The European nations are attempting to secure supplies to cut reliance on Russian gas, following the invasion of Ukraine.

Qatar Energy is in talks with undisclosed gas buyers on whether to expand the $30bn project by adding six gas-liquefaction plants.

Each of the proposed six new units is expected to have the capacity to produce eight million tonnes of LNG per year.

As part of this expansion plan, Qatar Energy is assessing the cost of developing at least one more unit at the project and the interest from customers, including some in China, for additional gas.

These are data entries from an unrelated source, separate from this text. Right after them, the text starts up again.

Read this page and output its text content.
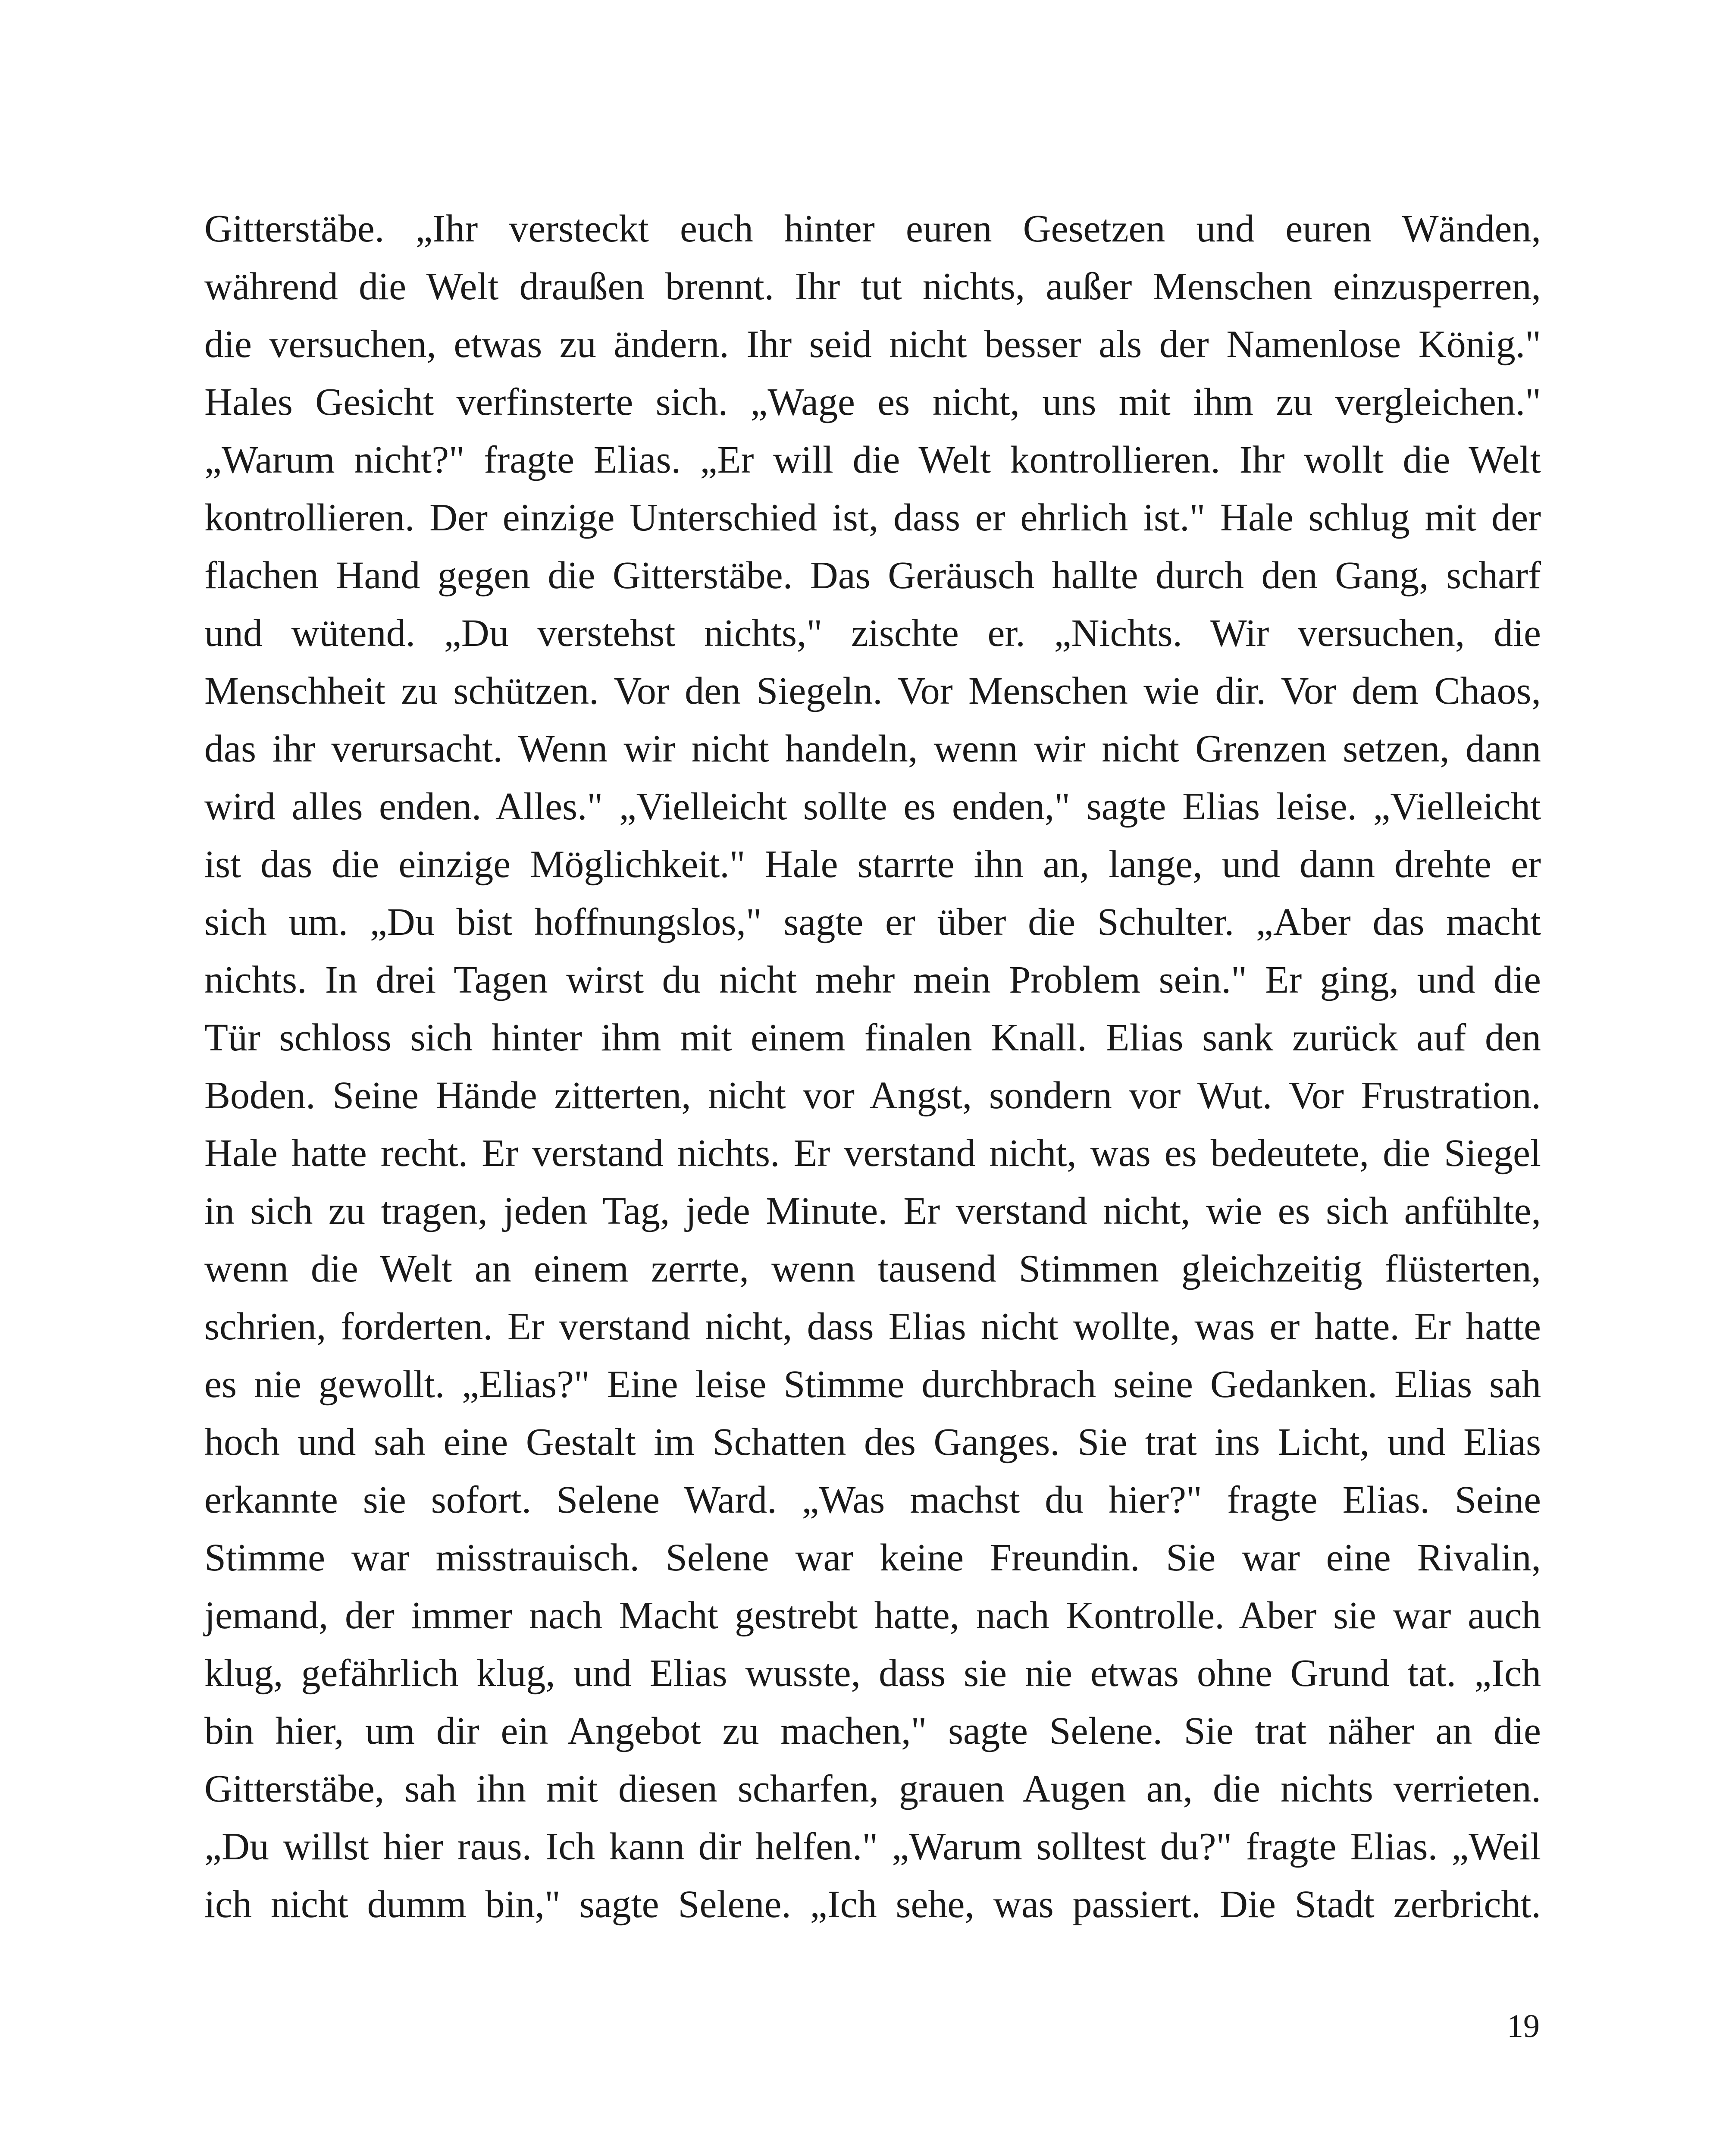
Gitterstäbe. „Ihr versteckt euch hinter euren Gesetzen und euren Wänden,
während die Welt draußen brennt. Ihr tut nichts, außer Menschen einzusperren,
die versuchen, etwas zu ändern. Ihr seid nicht besser als der Namenlose König."
Hales Gesicht verfinsterte sich. „Wage es nicht, uns mit ihm zu vergleichen."
„Warum nicht?" fragte Elias. „Er will die Welt kontrollieren. Ihr wollt die Welt
kontrollieren. Der einzige Unterschied ist, dass er ehrlich ist." Hale schlug mit der
flachen Hand gegen die Gitterstäbe. Das Geräusch hallte durch den Gang, scharf
und wütend. „Du verstehst nichts," zischte er. „Nichts. Wir versuchen, die
Menschheit zu schützen. Vor den Siegeln. Vor Menschen wie dir. Vor dem Chaos,
das ihr verursacht. Wenn wir nicht handeln, wenn wir nicht Grenzen setzen, dann
wird alles enden. Alles." „Vielleicht sollte es enden," sagte Elias leise. „Vielleicht
ist das die einzige Möglichkeit." Hale starrte ihn an, lange, und dann drehte er
sich um. „Du bist hoffnungslos," sagte er über die Schulter. „Aber das macht
nichts. In drei Tagen wirst du nicht mehr mein Problem sein." Er ging, und die
Tür schloss sich hinter ihm mit einem finalen Knall. Elias sank zurück auf den
Boden. Seine Hände zitterten, nicht vor Angst, sondern vor Wut. Vor Frustration.
Hale hatte recht. Er verstand nichts. Er verstand nicht, was es bedeutete, die Siegel
in sich zu tragen, jeden Tag, jede Minute. Er verstand nicht, wie es sich anfühlte,
wenn die Welt an einem zerrte, wenn tausend Stimmen gleichzeitig flüsterten,
schrien, forderten. Er verstand nicht, dass Elias nicht wollte, was er hatte. Er hatte
es nie gewollt. „Elias?" Eine leise Stimme durchbrach seine Gedanken. Elias sah
hoch und sah eine Gestalt im Schatten des Ganges. Sie trat ins Licht, und Elias
erkannte sie sofort. Selene Ward. „Was machst du hier?" fragte Elias. Seine
Stimme war misstrauisch. Selene war keine Freundin. Sie war eine Rivalin,
jemand, der immer nach Macht gestrebt hatte, nach Kontrolle. Aber sie war auch
klug, gefährlich klug, und Elias wusste, dass sie nie etwas ohne Grund tat. „Ich
bin hier, um dir ein Angebot zu machen," sagte Selene. Sie trat näher an die
Gitterstäbe, sah ihn mit diesen scharfen, grauen Augen an, die nichts verrieten.
„Du willst hier raus. Ich kann dir helfen." „Warum solltest du?" fragte Elias. „Weil
ich nicht dumm bin," sagte Selene. „Ich sehe, was passiert. Die Stadt zerbricht.
19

Qatar Energy, however, would stick with its existing plan as deliberations are at an early stage, the report said.

The company aims to increase its annual output by 60%, to almost 130 million tonnes, by 2027.

In a separate announcement, Iraq is planning to sign a deal in May 2022 to import LNG from Qatar in a bid to diversify its sources of supply, Bloomberg News has reported.

Iraqi Electricity Minister Adel Kareem was cited by the publication as saying, in an interview, that the LNG purchase from Qatar is expected to help Iraq in replacing some of the gas currently piped from Iran.

Kareem noted that Iran could not meet the gas needs of Iraq due to its own domestic demand.

“The prices are high but we have no options. We need energy. We need the Qatari gas to fill in the shortage in the Iranian gas supplies,” Kareem added.

Last month, QatarEnergy announced that it had agreed to purchase a 40% stake in an exploration block, offshore Egypt, from ExxonMobil.